Sejarah Perjalanan Kuliner Khas Betawi
Orang Betawi mempunyai beragam aneka masakan lezat. Sayangnya,
beberapa di antaranya kini mulai punah. Siapa yang tak suka dengan Soto betawi
yang gurih dan manis lezat itu? Siapa pula yang tidak tergoda dengan jajanan
khas Betawi tahunan di daerah-daerah cagar budaya Betawi bernama Kerak Telor?
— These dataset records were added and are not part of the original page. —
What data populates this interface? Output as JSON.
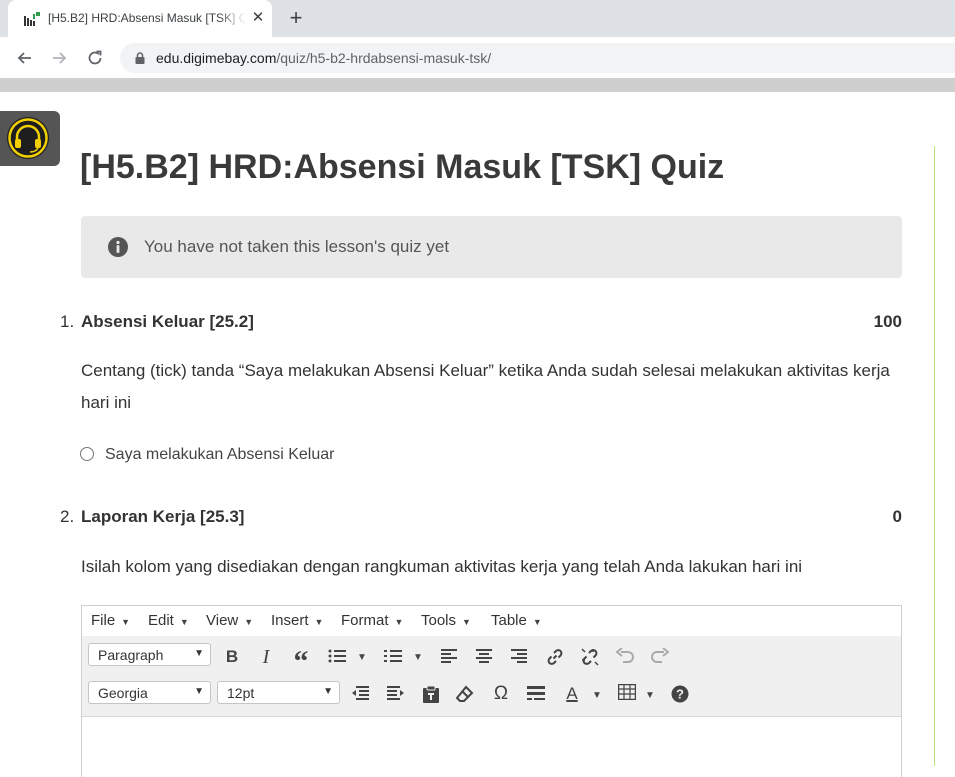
{
  "browser": {
    "tab_title": "[H5.B2] HRD:Absensi Masuk [TSK] Quiz",
    "close_symbol": "✕",
    "new_tab_symbol": "+",
    "url_host": "edu.digimebay.com",
    "url_path": "/quiz/h5-b2-hrdabsensi-masuk-tsk/",
    "icons": [
      "back-icon",
      "forward-icon",
      "reload-icon",
      "lock-icon"
    ]
  },
  "page": {
    "title": "[H5.B2] HRD:Absensi Masuk [TSK] Quiz",
    "notice": "You have not taken this lesson's quiz yet",
    "accent_color": "#b9e07a"
  },
  "questions": [
    {
      "number": "1.",
      "title": "Absensi Keluar [25.2]",
      "points": "100",
      "text": "Centang (tick) tanda “Saya melakukan Absensi Keluar” ketika Anda sudah selesai melakukan aktivitas kerja hari ini",
      "answer": "Saya melakukan Absensi Keluar"
    },
    {
      "number": "2.",
      "title": "Laporan Kerja [25.3]",
      "points": "0",
      "text": "Isilah kolom yang disediakan dengan rangkuman aktivitas kerja yang telah Anda lakukan hari ini"
    }
  ],
  "editor": {
    "menu": {
      "file": "File",
      "edit": "Edit",
      "view": "View",
      "insert": "Insert",
      "format": "Format",
      "tools": "Tools",
      "table": "Table"
    },
    "block_format": "Paragraph",
    "font_family": "Georgia",
    "font_size": "12pt",
    "glyphs": {
      "bold": "B",
      "italic": "I",
      "blockquote": "“",
      "omega": "Ω",
      "help": "?",
      "text_color": "A"
    }
  }
}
Selain dua sajian populer ini, Betawi masih memiliki banyak makanan lezat
lainnya. Hanya saja, saat ini semua hidangan khas Betawi bisa kita dapatkan
dengan mudah. Beberapa di antaranya bahkan telah punah. Kita perlu prihatin
akan begitu banyaknya unsur-unsur kuliner Indonesia yang telah sirna. Kalau
bukan kita yang memang suka dan doyan makan serta peduli pada warisan budaya
kuliner, lalu siapa lagi yang mau dan mampu melestarikannya?
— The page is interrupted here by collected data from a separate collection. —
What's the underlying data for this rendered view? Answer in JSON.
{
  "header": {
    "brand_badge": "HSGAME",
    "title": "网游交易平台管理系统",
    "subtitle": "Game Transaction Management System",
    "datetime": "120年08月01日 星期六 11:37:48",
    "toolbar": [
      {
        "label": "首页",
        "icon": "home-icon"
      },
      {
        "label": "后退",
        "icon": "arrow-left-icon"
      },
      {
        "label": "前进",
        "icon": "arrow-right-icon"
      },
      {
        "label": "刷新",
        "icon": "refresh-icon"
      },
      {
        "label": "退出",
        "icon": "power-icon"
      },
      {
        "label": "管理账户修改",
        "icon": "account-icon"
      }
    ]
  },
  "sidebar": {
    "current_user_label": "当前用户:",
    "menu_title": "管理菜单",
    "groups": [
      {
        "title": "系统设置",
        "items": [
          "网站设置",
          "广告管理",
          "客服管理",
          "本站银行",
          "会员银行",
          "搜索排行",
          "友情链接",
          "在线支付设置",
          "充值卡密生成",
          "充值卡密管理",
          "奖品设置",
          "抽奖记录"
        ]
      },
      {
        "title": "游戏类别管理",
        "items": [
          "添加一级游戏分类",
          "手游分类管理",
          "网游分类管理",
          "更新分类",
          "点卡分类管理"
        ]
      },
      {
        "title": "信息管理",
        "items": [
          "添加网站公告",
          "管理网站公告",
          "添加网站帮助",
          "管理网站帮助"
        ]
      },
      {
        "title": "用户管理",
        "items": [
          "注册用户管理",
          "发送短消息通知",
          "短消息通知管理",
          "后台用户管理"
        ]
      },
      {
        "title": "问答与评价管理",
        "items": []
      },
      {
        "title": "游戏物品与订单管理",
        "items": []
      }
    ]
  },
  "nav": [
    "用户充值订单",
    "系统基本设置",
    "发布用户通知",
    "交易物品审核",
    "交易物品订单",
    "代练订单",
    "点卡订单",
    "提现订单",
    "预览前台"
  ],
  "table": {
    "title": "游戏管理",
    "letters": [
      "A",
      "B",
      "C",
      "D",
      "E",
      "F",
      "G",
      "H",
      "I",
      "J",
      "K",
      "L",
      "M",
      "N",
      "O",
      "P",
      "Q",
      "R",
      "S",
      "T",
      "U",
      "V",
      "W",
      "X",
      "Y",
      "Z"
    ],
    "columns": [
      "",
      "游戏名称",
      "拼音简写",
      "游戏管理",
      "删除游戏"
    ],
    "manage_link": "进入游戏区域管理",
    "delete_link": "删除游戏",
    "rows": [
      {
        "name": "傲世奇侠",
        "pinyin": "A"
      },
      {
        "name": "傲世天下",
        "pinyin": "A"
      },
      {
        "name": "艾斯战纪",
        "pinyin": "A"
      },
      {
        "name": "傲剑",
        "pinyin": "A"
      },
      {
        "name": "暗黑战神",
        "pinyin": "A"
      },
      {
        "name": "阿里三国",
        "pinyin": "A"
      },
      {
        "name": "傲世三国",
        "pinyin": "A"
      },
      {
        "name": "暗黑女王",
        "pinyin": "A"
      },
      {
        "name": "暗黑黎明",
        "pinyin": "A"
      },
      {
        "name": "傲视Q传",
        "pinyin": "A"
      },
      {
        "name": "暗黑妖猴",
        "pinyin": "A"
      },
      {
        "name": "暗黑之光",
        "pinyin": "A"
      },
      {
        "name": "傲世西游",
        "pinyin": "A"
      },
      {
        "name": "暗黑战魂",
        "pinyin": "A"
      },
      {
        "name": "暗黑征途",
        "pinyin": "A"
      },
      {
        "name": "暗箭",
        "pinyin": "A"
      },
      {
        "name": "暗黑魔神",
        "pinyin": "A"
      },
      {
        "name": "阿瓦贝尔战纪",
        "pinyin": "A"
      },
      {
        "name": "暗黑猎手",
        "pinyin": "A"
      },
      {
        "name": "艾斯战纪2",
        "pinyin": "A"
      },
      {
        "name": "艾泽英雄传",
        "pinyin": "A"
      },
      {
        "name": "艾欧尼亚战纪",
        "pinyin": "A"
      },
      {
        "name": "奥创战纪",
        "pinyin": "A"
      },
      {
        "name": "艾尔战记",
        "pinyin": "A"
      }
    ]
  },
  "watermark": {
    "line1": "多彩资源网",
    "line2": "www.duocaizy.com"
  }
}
Menetap di Jakarta, bekerja di Jakarta, ataupun sekadar mampir
ke Jakarta, akan terasa keterlaluan bila tak mencicipi menu khas Betawi. Ada
Nasi Uduk, Lontong Sayur, ataupun Ketoprak bertebaran di Ibu Kota ini.
Jakarta, sejak jaman dulu, memang telah menjadi melting pot, tempat
bercampuraduknya berbagai anasir budaya, bahkan bisa di bilang salad bowl aneka
budaya dari Belanda, Portugis, Tionghoa, Arab, India, Jawa, Melayu, Betawi Asli
— yang semuanya dicampur menjadi satu adonan dan tampilnya unik khas Betawi,
sama persis dengan tampilan beragam makanannya.
Semakin berkembangnya kota Jakarta dari tahun ke tahun membuat
masyarakat Betawi asli yang dulunya memiliki tanah-tanah yang luas di
tengah-tengah kota makin tersisih. Tanah-tanah yang dahulunya merupakan
lahan-lahan perkebunan buah-buahan dan pertanian kini berubah menjadi komplek
gedung-gedung pencakar langit, ditambah lajunya urbanisasi memaksa mereka
pindah ke daerah tepian kota Jakarta. Meskipun terdesak, hasrat melestarikan
budaya nenek moyangnya tidaklah luntur. Daerah-daerah ayng masih banyak
bermukimnya warga Betawi asli yaitu, Tangerang, Bekasi, Kelompok Kecil di
tengah kota seperti di Kebon Jeruk, Kebon Kacang, Ciputat, Tenabang, Kebayoran
Lama dan Kampung Melayu. Sisanya tersebar di lima wilayah Jakarta.
BETAWI SELAYANG PANDANG
Betawi adalah cikal bakal munculnya kota metropolitan Jakarta.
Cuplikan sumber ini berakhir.